For many families, going to see a movie is an entertaining way to spend time together. But for some children, the traditional movie experience can be overwhelming. The loud sounds and the dark auditorium are off-putting and the need to watch silently can be challenging.

Starting Sept. 10, Kent County Public Library offers sensory friendly films to bring a unique movie experience to the community at 10 a.m., on the second Saturday of each month. As part of the program, the film showings have their lights turned up and the sound turned down. Participants can get up, move around and sing or call out.

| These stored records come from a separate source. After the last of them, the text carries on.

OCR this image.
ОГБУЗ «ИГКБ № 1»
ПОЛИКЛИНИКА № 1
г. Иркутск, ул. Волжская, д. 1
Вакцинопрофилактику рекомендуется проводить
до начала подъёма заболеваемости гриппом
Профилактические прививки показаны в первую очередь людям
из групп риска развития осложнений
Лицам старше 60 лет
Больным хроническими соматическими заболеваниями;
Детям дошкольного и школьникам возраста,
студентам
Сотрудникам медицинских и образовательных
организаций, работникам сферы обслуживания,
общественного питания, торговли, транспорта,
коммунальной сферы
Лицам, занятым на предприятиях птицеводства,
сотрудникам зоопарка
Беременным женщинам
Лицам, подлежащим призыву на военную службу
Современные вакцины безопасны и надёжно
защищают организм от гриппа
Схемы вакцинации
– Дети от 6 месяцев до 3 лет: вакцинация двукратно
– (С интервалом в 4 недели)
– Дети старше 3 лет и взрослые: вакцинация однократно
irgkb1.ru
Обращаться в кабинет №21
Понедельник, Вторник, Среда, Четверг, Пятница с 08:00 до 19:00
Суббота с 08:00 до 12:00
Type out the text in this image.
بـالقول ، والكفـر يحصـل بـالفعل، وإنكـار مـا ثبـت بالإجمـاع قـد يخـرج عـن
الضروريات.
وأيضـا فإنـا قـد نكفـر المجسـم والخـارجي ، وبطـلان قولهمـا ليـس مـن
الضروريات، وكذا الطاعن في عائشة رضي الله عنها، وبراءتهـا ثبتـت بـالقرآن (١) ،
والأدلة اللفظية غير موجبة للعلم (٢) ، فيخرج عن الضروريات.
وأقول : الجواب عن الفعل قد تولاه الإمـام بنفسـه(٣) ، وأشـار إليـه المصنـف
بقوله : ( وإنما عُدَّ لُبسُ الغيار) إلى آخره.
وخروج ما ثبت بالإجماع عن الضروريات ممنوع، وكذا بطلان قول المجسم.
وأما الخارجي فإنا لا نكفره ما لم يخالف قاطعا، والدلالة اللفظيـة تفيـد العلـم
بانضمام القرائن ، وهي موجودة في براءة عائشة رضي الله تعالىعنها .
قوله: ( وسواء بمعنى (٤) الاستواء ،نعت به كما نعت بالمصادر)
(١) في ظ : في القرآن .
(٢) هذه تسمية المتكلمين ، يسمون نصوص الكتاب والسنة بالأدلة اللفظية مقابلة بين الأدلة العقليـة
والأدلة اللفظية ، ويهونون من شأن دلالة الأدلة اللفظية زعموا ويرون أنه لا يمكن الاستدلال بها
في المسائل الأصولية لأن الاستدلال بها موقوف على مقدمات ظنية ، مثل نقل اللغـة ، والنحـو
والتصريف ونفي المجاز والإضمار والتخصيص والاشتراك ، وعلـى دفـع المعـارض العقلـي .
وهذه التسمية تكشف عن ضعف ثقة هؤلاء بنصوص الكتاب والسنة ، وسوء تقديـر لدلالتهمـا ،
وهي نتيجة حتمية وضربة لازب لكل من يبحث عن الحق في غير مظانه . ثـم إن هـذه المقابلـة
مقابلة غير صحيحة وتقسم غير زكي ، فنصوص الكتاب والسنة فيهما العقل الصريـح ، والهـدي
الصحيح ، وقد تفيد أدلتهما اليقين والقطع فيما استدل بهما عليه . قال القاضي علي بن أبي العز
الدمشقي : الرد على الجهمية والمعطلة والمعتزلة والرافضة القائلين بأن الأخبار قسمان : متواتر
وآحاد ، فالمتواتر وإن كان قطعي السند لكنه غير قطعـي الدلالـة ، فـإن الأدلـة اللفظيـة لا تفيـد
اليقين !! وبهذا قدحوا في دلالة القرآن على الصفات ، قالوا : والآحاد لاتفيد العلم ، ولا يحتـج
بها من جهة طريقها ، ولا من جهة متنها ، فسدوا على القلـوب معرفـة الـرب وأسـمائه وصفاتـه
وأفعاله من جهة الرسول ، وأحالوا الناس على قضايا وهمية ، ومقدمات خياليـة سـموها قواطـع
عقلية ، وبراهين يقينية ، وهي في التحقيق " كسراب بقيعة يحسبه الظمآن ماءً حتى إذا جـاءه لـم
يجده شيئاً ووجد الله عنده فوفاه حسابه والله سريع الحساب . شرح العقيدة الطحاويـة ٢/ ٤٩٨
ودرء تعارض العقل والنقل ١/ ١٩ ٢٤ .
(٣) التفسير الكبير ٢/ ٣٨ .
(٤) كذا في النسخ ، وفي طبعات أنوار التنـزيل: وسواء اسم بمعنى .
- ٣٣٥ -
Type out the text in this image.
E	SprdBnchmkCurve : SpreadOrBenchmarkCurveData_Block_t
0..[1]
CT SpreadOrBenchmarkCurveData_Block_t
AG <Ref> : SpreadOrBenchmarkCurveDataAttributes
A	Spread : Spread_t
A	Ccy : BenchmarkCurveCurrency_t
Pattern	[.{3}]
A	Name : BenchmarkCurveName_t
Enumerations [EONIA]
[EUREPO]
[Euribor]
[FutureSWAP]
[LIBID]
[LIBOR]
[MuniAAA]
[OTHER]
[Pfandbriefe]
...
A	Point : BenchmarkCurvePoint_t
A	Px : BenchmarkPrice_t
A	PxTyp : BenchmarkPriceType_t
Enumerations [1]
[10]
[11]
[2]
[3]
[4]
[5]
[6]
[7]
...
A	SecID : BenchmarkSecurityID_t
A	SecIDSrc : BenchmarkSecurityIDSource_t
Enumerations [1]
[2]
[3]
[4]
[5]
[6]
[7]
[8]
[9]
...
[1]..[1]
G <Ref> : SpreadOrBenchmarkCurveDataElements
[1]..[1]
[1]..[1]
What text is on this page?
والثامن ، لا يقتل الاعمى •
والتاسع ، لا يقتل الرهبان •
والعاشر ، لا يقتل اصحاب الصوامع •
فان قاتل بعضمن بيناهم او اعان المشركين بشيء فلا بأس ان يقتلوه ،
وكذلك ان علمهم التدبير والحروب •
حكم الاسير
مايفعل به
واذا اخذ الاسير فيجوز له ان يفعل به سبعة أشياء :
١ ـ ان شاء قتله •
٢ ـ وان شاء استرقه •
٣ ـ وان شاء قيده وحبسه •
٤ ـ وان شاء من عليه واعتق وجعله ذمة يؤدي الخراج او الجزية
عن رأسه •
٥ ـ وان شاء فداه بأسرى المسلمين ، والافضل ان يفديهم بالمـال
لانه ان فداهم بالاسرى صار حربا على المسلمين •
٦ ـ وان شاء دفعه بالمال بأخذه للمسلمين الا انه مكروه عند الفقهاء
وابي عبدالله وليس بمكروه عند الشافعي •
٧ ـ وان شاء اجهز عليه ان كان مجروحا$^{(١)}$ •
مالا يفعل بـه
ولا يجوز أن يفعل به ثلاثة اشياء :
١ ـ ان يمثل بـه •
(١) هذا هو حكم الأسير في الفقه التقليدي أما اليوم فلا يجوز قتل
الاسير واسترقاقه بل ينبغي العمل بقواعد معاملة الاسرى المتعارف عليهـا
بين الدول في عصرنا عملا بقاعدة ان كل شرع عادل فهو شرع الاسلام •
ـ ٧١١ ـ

For this program series only, the library welcomes sensory blankets, seating brought by participants, snacks (to accommodate dietary considerations), drinks (in non-tip/no-spill containers). The library will have on hand PECS (Picture Exchange Card System), First and Then Schedule Board, bottled water and popcorn. A sign language interpreter will be available for some, but not all, screenings.

Pre-register at­Levents or call (302) 744-1919.

The movie schedule is as follows:

Sept. 10: “Minions”

Oct. 8: “The Boxtrolls”

Nov. 12: “The Good Dinosaur”

Dec. 10: “The Secret Life of Pets”

Jan. 21: The 1977 original “Pete’s Dragon”

Feb. 11: “Inside Out”

March 11: “Zootopia”

April 8: “Kung Fu Panda 3”

May 13: “The Lego Movie”

The new year will bring a larger screen to the library.

In the event that a screening is canceled due to inclement weather, an announcement will be posted on the Kent County Public Library’s Facebook page. Staff will also attempt to contact pre-registered participants via email or telephone.

The library is at 497 S. Red Haven Lane, Dover, off of U.S. 13.

Now showing

New this weekend in theaters is the sci-fi thriller “Morgan” and “Hands of Stone,” the story of boxer Roberto Duran.

On DVD and download starting Tuesday is “Now You See Me 2” and Julia Roberts and George Clooney in the thriller “Money Monster.”